M-mode Ultrasound Scan as a Potential Alternative Technique for Monitoring Uterine Contractions in Obese Patients


İNCE O., Karaca S. Y. , Karaca I.

REPRODUCTIVE SCIENCES, vol.28, no.7, pp.1989-1995, 2021 (Journal Indexed in SCI) identifier identifier

  • Publication Type: Article / Article
  • Volume: 28 Issue: 7
  • Publication Date: 2021
  • Doi Number: 10.1007/s43032-020-00435-9
  • Title of Journal : REPRODUCTIVE SCIENCES
  • Page Numbers: pp.1989-1995

Abstract

We investigate motion mode (M-mode) ultrasound scan as a potential non-invasive uterine monitoring technique and compare its contraction characteristics with external tocodynamometry (TOCO). This prospective diagnostic accuracy study included 39 term pregnant woman in active spontaneous labor.

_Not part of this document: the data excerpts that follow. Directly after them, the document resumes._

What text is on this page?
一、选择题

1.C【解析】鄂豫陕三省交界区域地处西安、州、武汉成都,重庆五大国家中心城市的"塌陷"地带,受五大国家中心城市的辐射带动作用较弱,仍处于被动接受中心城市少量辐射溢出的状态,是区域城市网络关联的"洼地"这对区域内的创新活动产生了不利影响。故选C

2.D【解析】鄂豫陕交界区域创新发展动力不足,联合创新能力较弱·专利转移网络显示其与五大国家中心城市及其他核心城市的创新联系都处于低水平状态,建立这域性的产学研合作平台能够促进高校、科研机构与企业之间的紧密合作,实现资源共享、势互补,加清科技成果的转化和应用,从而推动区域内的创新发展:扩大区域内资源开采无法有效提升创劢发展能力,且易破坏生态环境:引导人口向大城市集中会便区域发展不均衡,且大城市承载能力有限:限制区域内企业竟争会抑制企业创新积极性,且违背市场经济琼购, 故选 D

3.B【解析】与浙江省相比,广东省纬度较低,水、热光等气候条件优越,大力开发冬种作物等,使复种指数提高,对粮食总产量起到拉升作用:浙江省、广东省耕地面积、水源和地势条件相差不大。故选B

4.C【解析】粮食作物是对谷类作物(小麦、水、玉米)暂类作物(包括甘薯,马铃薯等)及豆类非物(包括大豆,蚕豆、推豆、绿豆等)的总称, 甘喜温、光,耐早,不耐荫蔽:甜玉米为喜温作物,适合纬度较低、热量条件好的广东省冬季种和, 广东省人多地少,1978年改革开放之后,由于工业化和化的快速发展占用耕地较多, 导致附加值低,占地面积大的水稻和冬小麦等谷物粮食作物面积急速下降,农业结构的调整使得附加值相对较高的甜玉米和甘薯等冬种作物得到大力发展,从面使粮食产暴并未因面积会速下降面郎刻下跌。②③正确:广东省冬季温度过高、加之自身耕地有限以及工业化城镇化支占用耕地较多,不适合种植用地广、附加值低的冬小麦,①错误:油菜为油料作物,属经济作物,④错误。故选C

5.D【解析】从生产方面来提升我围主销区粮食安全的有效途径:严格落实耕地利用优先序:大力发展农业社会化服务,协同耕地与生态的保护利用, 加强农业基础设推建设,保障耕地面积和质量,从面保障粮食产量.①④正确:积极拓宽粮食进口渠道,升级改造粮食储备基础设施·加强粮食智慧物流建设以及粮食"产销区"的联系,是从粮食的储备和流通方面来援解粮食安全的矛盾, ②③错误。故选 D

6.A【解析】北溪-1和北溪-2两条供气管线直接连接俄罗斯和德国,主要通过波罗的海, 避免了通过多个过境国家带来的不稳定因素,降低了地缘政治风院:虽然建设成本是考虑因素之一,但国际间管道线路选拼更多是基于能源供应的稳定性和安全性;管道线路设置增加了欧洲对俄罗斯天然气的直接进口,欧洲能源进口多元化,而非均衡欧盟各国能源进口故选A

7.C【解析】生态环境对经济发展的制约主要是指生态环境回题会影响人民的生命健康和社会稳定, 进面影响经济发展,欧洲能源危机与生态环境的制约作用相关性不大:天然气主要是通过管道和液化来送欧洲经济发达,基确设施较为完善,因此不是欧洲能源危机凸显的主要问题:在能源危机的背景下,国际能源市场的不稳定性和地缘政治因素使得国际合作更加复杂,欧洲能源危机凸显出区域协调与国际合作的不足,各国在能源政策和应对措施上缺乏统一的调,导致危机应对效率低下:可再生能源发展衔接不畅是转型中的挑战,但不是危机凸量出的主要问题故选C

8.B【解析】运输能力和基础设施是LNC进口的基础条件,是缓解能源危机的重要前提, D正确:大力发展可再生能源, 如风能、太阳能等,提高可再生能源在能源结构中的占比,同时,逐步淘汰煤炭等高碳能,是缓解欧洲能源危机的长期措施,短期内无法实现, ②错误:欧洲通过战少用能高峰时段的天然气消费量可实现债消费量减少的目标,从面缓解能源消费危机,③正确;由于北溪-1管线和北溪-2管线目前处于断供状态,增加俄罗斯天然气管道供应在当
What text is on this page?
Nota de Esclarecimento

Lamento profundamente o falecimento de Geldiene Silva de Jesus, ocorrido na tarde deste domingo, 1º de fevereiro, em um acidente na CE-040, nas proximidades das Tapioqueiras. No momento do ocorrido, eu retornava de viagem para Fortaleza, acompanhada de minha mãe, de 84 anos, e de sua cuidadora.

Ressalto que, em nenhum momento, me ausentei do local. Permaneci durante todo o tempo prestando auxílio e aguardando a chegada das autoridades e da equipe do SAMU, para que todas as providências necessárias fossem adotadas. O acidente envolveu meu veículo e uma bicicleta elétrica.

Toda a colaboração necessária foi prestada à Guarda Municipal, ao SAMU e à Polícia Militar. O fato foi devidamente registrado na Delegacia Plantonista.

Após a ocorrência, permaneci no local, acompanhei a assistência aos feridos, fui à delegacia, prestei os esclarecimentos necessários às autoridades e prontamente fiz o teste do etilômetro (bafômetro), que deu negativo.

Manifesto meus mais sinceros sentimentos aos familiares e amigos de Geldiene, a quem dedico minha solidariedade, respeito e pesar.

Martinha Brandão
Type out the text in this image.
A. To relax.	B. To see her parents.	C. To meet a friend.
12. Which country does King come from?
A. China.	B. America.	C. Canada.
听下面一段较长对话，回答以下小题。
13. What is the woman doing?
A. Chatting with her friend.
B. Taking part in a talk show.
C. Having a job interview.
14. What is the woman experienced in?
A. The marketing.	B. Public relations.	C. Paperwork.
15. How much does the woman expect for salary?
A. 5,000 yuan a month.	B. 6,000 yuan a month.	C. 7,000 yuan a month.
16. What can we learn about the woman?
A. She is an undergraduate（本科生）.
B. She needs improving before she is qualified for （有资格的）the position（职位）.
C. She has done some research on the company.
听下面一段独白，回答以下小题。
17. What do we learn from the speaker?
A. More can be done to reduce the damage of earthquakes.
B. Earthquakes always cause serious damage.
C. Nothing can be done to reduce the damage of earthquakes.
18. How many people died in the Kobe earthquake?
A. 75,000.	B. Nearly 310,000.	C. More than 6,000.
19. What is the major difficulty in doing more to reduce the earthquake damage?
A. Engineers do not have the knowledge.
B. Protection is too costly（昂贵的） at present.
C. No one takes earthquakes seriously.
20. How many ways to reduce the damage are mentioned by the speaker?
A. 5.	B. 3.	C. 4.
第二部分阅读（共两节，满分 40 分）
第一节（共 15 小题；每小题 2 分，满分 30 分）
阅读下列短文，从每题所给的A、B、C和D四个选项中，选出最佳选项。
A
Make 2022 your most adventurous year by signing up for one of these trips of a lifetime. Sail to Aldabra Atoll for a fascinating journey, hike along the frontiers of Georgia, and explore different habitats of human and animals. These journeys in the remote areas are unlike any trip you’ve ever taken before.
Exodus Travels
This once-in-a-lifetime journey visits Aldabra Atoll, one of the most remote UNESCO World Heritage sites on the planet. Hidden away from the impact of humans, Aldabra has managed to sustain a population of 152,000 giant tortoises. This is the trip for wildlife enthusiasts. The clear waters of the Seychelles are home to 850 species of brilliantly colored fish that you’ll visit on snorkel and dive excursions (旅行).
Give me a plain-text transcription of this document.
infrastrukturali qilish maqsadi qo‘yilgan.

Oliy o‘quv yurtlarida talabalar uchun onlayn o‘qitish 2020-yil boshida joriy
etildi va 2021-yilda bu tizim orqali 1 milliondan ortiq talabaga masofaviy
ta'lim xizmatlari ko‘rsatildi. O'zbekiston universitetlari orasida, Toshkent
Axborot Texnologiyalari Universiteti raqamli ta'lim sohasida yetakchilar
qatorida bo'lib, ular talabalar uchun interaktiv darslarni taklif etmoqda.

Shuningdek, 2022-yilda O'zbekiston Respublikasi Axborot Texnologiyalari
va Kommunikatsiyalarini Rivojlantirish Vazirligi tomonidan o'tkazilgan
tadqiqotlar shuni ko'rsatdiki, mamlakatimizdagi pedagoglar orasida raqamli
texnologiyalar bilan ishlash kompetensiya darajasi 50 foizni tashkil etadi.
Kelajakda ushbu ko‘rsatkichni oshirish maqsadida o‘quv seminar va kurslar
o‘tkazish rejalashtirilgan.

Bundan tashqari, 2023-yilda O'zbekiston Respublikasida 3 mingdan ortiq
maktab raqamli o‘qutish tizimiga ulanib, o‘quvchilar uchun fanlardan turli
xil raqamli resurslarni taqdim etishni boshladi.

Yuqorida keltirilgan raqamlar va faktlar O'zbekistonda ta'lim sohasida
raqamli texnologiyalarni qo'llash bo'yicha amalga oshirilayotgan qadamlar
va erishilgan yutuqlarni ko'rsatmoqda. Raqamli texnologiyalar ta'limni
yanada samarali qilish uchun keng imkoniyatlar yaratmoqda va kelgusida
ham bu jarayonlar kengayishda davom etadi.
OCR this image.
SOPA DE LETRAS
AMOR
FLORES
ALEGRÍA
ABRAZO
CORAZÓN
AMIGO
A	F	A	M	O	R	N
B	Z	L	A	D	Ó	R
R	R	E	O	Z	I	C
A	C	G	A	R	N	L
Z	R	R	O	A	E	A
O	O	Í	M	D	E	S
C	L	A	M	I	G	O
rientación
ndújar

M-mode and TOCO were simultaneously performed and uterine contraction characteristics and consistency were compared quantitatively and visually. The results identified a 71.5% +/- 35.3% uterine wall thickening during uterine contractions on M-mode. Uterine monitoring with M-mode had a consistency rate of 88.7% +/- 6.9% with conventional TOCO method. During 20-min monitoring, the number of detected contractions was significantly higher (p < 0.001) in M-mode (8.2 +/- 1.2) than TOCO (7.4 +/- 1.5). As for the mean value of the duration of a contraction (seconds), it was significantly shorter (p < 0.001) in M-mode (38.5 +/- 3.5) than TOCO (49.2 +/- 4.1). For M-mode, the number of detected contractions had a negative but insignificant correlation with the body mass index (BMI) (r = - 0.25 [- 0.52, 0.07], p = 0.127) and the subcutaneous tissue thickness (STT) (r = - 0.21 [- 0.49, 0.11], p = 0.200). As for TOCO, the contractions had a negative and significant correlation with BMI (r = - 0.41 [- 0.64, - 0.11], p = 0.009) and negative and insignificant correlation with STT (r = - 0.26 [- 0.54, 0.06], p = 0.104). The evidence suggests that contraction detection with M-mode is a promising non-invasive technique for uterine monitoring. The preliminary analysis finds that contraction detection is not affected by BMI or STT. With future sensitivity studies, and improvements in image-processing and software technologies, the proposed technique promises to be a viable alternative to existing techniques, especially for obese patients.